No centro do mundo, do meu mundo, estava ela e eu. Num abraço tênue, meus braços a percorriam de maneira calma e leve. Era meu descanso dia e noite diante todo caos. Meus olhos fechados e um leve sorriso, meu rosto se encaixava perfeitamente em seu pescoço como se esse fosse feito exclusivamente para mim. Senti seu corpo escorregar entre meus braços num movimento leve que, segundos depois, se tornou tão violento. “Não, não, não!” ouvi-a dizer diante de mim e pude jurar sentir cada átomo do meu corpo me abandonar. Meus braços se dissolviam diante dela. O corpo, mente, alma e o que mais um ser humano deveria ter doía como se houvesse se chocado com uma parede dura de puro aço. Procurei outros abraços, colando meus pequenos destroços, cada mínimo pedacinho. Corria entre o caos abraçando todos a disposição, o gosto amargo me enjoava e o gosto de nicotina já não era o suficiente. Estava andando em círculos insistindo na própria desgraça. Ainda não conseguia saber o que enjoava mais, o mel doce de mais ou o amargo que queimava-me peito. Soltei-me rápido de outros abraços, pois nenhum seria igual ao dela, o único capaz de acalmar, corrigir, cuidar e amar como precisava. Não sabia ao certo o que fiz de errado e ao questionar, pude ouvir o barulho de meus 206 ossos se quebrando com o impacto da tao agressiva realidade. Não! Aquelas palavras atormentavam-me pensamentos, uma discussão interna causava-me dor, dúvidas e esperança… Juntei todos os meus restos em uma trouxa e andei, andei e andei pela multidão à minha volta.
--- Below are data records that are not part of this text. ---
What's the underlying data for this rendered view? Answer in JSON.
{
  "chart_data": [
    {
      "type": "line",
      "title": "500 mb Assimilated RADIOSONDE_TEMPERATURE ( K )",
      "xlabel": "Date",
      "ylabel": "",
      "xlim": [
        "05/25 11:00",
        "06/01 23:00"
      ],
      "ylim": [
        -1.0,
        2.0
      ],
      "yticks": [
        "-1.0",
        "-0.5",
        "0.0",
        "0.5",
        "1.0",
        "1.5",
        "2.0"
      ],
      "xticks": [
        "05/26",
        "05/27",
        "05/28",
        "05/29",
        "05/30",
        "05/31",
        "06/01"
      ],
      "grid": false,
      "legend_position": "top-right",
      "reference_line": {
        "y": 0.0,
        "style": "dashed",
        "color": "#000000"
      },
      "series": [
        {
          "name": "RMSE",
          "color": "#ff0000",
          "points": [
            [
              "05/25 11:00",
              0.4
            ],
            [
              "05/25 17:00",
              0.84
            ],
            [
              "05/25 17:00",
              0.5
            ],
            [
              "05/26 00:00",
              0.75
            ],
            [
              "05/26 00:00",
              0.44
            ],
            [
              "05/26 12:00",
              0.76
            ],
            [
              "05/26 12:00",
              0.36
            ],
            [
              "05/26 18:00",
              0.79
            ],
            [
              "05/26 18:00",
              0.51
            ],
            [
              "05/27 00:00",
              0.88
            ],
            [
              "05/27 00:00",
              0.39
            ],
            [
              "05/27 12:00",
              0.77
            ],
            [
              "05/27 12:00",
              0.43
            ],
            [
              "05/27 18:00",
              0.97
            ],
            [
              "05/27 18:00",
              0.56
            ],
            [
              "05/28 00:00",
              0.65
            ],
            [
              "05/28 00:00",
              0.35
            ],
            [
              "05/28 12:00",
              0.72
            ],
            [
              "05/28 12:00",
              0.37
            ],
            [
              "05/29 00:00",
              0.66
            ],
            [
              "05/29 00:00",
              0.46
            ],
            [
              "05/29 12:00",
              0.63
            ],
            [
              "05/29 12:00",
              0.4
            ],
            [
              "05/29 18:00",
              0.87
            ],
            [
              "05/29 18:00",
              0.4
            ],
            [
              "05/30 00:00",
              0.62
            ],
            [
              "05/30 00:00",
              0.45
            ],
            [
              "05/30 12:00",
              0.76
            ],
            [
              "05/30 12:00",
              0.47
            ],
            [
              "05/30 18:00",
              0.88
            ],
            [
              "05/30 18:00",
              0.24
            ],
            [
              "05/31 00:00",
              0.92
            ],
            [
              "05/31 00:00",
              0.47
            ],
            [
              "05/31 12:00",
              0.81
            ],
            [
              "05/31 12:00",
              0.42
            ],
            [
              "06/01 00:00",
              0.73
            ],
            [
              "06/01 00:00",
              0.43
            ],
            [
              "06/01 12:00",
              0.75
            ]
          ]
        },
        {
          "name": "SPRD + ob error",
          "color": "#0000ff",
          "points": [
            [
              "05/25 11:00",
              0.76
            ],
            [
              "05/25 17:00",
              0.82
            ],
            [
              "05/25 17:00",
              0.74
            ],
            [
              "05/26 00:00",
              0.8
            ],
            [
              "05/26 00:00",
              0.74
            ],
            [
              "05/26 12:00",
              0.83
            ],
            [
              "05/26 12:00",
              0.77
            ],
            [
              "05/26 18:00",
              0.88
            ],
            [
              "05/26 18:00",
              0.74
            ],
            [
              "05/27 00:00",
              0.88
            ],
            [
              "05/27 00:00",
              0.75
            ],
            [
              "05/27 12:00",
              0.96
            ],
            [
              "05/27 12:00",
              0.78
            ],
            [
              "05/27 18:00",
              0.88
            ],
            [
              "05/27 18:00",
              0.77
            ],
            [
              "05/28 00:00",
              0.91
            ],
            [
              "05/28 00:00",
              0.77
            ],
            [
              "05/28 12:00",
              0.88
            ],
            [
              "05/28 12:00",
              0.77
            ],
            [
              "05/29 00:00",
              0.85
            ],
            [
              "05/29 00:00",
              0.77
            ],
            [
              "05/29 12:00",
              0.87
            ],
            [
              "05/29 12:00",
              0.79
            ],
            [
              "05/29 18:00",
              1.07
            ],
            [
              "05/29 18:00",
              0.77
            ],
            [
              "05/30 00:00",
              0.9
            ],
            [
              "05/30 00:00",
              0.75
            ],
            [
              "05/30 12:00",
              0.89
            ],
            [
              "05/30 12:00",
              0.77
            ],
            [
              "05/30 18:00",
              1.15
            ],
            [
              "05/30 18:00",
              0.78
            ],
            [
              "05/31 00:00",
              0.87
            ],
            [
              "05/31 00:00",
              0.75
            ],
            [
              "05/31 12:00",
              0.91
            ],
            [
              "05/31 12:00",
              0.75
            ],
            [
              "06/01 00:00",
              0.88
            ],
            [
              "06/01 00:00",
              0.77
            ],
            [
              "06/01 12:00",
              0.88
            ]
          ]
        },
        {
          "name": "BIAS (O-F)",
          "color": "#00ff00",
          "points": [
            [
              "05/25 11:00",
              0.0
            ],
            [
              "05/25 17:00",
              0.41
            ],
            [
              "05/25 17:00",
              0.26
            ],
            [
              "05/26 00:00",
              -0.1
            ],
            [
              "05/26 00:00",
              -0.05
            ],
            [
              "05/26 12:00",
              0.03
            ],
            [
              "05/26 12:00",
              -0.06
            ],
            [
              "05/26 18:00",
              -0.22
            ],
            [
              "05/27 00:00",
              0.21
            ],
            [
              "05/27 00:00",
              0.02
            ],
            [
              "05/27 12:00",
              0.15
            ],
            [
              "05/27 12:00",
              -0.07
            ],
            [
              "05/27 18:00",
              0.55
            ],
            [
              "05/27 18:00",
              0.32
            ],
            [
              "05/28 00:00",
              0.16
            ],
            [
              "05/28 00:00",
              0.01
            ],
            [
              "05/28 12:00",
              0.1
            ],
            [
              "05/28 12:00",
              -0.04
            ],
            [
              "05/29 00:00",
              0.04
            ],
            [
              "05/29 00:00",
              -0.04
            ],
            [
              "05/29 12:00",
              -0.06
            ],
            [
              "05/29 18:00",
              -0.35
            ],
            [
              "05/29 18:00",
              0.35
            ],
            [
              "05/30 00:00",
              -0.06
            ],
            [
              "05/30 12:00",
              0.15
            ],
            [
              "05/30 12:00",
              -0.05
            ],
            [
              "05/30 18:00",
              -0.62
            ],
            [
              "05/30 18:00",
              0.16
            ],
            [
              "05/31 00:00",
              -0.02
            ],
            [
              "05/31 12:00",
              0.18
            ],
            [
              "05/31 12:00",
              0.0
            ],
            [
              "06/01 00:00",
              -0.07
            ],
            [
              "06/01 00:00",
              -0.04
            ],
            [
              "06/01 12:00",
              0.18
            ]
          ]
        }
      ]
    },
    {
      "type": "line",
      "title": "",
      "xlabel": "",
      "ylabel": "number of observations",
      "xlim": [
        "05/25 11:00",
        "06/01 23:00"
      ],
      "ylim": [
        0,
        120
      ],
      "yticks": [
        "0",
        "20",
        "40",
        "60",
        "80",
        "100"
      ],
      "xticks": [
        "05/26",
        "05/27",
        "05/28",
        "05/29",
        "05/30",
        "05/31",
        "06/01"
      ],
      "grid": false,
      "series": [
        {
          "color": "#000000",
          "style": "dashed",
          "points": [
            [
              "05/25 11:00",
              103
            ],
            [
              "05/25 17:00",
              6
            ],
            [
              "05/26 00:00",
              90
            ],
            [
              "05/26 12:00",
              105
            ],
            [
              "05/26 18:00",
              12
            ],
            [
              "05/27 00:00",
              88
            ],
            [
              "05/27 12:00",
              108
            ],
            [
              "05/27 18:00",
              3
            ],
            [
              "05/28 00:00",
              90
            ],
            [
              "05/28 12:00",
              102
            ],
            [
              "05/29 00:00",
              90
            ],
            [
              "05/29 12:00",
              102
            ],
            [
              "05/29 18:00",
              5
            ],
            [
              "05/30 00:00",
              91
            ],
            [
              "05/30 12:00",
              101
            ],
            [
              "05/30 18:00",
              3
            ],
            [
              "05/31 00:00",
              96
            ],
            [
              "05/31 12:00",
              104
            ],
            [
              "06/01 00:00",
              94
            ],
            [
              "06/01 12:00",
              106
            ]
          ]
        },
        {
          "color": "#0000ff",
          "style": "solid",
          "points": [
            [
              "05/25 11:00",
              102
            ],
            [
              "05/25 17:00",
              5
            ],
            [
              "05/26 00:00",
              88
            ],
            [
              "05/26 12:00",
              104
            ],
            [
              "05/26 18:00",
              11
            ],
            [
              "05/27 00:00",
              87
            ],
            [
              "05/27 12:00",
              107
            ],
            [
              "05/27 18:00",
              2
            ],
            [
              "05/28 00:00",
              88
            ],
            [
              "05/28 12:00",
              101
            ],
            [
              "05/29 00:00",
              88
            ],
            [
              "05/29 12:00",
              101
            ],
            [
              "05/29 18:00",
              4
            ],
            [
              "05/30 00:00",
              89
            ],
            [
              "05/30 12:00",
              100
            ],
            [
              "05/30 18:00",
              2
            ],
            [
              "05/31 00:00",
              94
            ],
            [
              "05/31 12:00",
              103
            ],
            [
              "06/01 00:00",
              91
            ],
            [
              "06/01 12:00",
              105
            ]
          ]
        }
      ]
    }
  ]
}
Meus olhos procuravam o verde calmo e ao mesmo tempo tempestuoso que amava e podia jurar que amava mais que tudo que já existira. Os verdes estavam em sua frente, cansados e calejado de tantas outras noites, meses, talvez anos. O amargo me invadiu novamente, mas dessa vez amparado por ela. Meus olhos foram direto ao chão, onde pela primeira vez pude ver sua própria trouxinha, escondida atrás dos pés, com seus pedaços prontos para serem colocados nela novamente. Outro baque contra a parede mas dessa vez com ela para me amparar. Sentei-me diante de seus pés e prometi a mim mesma, já que uma vez prometida eu cumpriria, que iria concertar e encaixar todas suas peças. Aos poucos pude sentir, com o tempo, seus braços me acolhendo. Já arriscara sorrir às vezes e ousava até encaixar meu rosto em seu pescoço.